Общая информация
«Дух проникаемый»
«Мысль — это дух проникающий, мечта — это дух проникаемый», — говорил Пьер Реверди. Пожалуй, в живописи это наблюдение находит наиболее наглядное подтверждение. Во всяком случае есть в созерцательно-фантасмагорических полотнах что-то странно манящее, заставляющее зрителя углубляться взглядом — и душой — в образность, всегда личностную, нередко — интимную.
Очень и очень разнолики картины С. В. Морозова: то почти что абстрактны, а то чуть ли не натуралистичны. Но в любом случае они статичны — внутренне, духовно: это некие живописные миражи, запечатленные видения. Воплощенными «мечтами» становятся даже натуральные изображения — кажутся измышленными, нафантазированными художником.
Впрочем, в зачарованных пространствах его картин гораздо более реалий быта давнего и далекого, нежели современного. Образность наполнена отголосками, отзвуками, отблесками древнеегипетской, персидской, готической и иных культур. Изображения несколько странны, салонны и бесконечно далеки от того, что творится за стенами мастерской художника.
Красивые живописные «зрелища» создает иногда Ю. Е. Инюшкин. То обобщая и уплощая, то насыщая невиданными деталями изобразительные формы, художник запечатлевает не реальное, а наиреальнейшее: вещи-сущности, «вещи в себе», выделенные из потоков времени.
Сами по себе создаваемые им образы кажутся не совсем реальными — как изображение пасторальных сцен на какой-нибудь блестящей поверхности какой-нибудь старинной вазы. Полноценной жизнью обладает лишь сама живопись — многосложная, зыбкая…
Сочную, напористую живопись создает В. Борисов. Казалось бы, сама она — при всей сочиненности сюжетов — вполне «земная». Однако в пространствах каждого образа время остановлено. Это — внутренний мир личности, существующий вне юрисдикции житейской реальности. Возникновение картин — следствие личностного произвола; и они действительно возникают как-то вдруг — неожиданно и изредка.
Совершенно фантасмагоричны персонажи многих работ В. А. Арепьева: всяческие «генералы», мужики в треухах, современные красны девицы. Это выходцы из анекдотов и баек, порождения нынешней «мифологии». При этом кровь у них даже не клюквенная, а красочная, масляная. Медленные, но раскованные движения кисти, мастихина, иных «инструментов» живописания то воплощают фантазии и некие «состояния», то развоплощают реальнейшую предметность. Цвет почти независим от сюжетов, от будто бы воссоздаваемой действительности. Мазки порой кладутся как бы наугад, в беге своем взламывая границы между вещами и средой, между отдельными деталями.

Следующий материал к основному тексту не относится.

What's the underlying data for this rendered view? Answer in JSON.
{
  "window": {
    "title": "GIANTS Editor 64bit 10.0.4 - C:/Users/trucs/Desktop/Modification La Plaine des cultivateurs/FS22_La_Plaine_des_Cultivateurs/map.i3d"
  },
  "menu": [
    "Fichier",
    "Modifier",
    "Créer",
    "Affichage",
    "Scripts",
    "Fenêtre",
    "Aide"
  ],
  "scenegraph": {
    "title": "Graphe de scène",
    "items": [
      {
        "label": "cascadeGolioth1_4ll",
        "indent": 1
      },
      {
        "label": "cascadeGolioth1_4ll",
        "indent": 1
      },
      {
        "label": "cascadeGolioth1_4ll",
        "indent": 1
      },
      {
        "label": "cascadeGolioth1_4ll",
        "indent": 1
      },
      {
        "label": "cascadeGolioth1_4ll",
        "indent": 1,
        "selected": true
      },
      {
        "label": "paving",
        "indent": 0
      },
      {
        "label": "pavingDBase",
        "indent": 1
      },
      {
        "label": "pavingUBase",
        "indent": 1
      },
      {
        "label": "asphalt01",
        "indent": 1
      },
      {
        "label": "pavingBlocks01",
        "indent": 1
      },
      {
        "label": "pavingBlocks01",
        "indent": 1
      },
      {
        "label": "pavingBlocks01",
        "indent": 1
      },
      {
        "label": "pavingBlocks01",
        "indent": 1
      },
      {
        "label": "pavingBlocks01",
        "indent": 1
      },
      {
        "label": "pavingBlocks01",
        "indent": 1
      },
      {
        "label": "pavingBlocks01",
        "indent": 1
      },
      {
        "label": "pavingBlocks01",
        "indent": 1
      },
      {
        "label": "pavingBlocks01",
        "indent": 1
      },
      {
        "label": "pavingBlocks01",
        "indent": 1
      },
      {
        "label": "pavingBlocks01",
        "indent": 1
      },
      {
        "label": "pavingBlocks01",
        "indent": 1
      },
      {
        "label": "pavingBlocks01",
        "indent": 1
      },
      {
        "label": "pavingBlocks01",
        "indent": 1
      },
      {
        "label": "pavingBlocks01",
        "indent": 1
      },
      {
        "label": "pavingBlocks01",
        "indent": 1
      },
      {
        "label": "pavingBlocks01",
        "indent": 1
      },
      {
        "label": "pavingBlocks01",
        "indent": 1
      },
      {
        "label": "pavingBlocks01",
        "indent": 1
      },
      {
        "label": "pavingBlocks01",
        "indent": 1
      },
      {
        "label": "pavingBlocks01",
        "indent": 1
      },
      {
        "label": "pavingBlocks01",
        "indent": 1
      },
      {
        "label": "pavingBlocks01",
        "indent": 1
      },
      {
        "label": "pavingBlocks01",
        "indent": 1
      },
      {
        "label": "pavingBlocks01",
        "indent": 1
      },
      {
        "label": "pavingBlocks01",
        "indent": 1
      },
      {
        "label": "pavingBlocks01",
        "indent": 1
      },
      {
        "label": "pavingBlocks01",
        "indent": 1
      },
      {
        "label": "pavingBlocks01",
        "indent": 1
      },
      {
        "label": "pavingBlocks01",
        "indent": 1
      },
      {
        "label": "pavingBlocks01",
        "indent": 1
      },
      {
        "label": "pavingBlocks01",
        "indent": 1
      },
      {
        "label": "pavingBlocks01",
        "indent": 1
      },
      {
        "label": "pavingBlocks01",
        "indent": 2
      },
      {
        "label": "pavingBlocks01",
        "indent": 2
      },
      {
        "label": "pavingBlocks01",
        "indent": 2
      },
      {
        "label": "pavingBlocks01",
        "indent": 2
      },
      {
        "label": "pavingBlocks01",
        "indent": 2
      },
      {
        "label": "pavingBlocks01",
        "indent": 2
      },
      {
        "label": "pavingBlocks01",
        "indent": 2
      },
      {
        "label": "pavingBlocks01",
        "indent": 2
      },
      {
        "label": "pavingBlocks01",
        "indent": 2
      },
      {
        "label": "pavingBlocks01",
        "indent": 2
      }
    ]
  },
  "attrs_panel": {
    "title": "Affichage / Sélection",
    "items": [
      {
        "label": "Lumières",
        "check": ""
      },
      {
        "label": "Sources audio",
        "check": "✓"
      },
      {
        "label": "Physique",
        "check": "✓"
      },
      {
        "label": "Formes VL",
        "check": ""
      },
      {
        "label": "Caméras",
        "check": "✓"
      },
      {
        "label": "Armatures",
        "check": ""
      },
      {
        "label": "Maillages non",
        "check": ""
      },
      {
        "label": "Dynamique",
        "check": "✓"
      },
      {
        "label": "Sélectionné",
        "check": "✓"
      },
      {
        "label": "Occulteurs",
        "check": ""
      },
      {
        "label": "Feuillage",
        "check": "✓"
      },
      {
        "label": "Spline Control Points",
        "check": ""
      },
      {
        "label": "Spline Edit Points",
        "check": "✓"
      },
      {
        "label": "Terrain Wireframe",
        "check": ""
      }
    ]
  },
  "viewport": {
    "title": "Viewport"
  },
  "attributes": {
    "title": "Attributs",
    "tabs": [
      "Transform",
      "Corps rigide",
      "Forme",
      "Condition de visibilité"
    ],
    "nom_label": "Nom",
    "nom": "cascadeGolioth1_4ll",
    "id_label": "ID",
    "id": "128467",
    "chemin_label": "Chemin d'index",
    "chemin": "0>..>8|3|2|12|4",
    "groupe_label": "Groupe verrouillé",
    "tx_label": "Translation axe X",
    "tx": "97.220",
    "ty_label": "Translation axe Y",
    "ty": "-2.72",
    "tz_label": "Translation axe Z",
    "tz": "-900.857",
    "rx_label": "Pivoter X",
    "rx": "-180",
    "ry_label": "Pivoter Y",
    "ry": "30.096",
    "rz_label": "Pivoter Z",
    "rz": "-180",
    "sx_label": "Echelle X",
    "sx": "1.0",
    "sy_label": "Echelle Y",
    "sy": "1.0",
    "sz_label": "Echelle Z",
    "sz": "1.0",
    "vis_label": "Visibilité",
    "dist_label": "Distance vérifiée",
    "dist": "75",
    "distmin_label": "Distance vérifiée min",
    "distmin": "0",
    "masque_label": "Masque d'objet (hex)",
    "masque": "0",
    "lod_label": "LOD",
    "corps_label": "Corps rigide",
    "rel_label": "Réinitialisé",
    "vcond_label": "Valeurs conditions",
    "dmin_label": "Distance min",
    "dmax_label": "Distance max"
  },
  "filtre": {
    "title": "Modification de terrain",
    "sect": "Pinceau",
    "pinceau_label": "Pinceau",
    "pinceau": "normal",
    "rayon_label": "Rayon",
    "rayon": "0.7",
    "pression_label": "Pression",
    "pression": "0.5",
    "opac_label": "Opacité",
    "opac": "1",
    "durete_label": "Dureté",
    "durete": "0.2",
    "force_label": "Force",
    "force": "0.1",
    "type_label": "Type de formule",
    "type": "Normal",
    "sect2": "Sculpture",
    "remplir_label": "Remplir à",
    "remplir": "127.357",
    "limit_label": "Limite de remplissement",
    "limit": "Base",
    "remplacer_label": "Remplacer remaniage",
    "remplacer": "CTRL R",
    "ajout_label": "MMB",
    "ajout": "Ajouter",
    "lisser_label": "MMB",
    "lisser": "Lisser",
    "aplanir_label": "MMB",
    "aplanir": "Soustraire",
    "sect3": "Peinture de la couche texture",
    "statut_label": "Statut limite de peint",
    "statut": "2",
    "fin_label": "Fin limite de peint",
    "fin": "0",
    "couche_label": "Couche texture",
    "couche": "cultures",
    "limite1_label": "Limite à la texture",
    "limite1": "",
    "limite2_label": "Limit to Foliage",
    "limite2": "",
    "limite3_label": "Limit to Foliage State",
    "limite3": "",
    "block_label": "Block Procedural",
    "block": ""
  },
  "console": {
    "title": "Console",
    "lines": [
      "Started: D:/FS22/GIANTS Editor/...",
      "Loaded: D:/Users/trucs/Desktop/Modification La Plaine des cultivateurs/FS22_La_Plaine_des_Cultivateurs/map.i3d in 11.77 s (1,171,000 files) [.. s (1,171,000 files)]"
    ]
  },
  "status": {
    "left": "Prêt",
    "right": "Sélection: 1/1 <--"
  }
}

И все-таки в пространствах арепьевских картин вовсе не господствуют случайность, произвол. Все элементы изображения подчинены чисто живописной логике: цвета составляют единые красочные «аккорды», собираются в столь же единые «звукоряды». Только взаимосвязанность эта — не следствие математического расчета или рассудочных умопостроений. В ее основе — чувство цвета и художественный вкус.
Работы такого рода — в немалой степени результаты свободного формотворчества. Свободного — но только иногда произвольного. Даже в кажущихся совсем уж «надреальными» картинах А. В. Голубева есть свои закономерности, свои — и довольно жесткие — взаимосвязи. Но не внешние, а внутренние: причудливые, напряженно-чувственные образы возникают в соответствии с потаенной логикой интимнейших чувствований и переживаний.
Похоже, что чем динамичнее, труднее, агрессивнее становится социальная жизнь, тем более усиливаются позиции искусства принципиально субъективистского, не одержимого тревожной тягой к познанию, к всматриванию в мирскую суету. Тем чаще появляются картины, в которые так свободно и безбоязненно проникает болящий, тревогами истерзанный человеческий дух.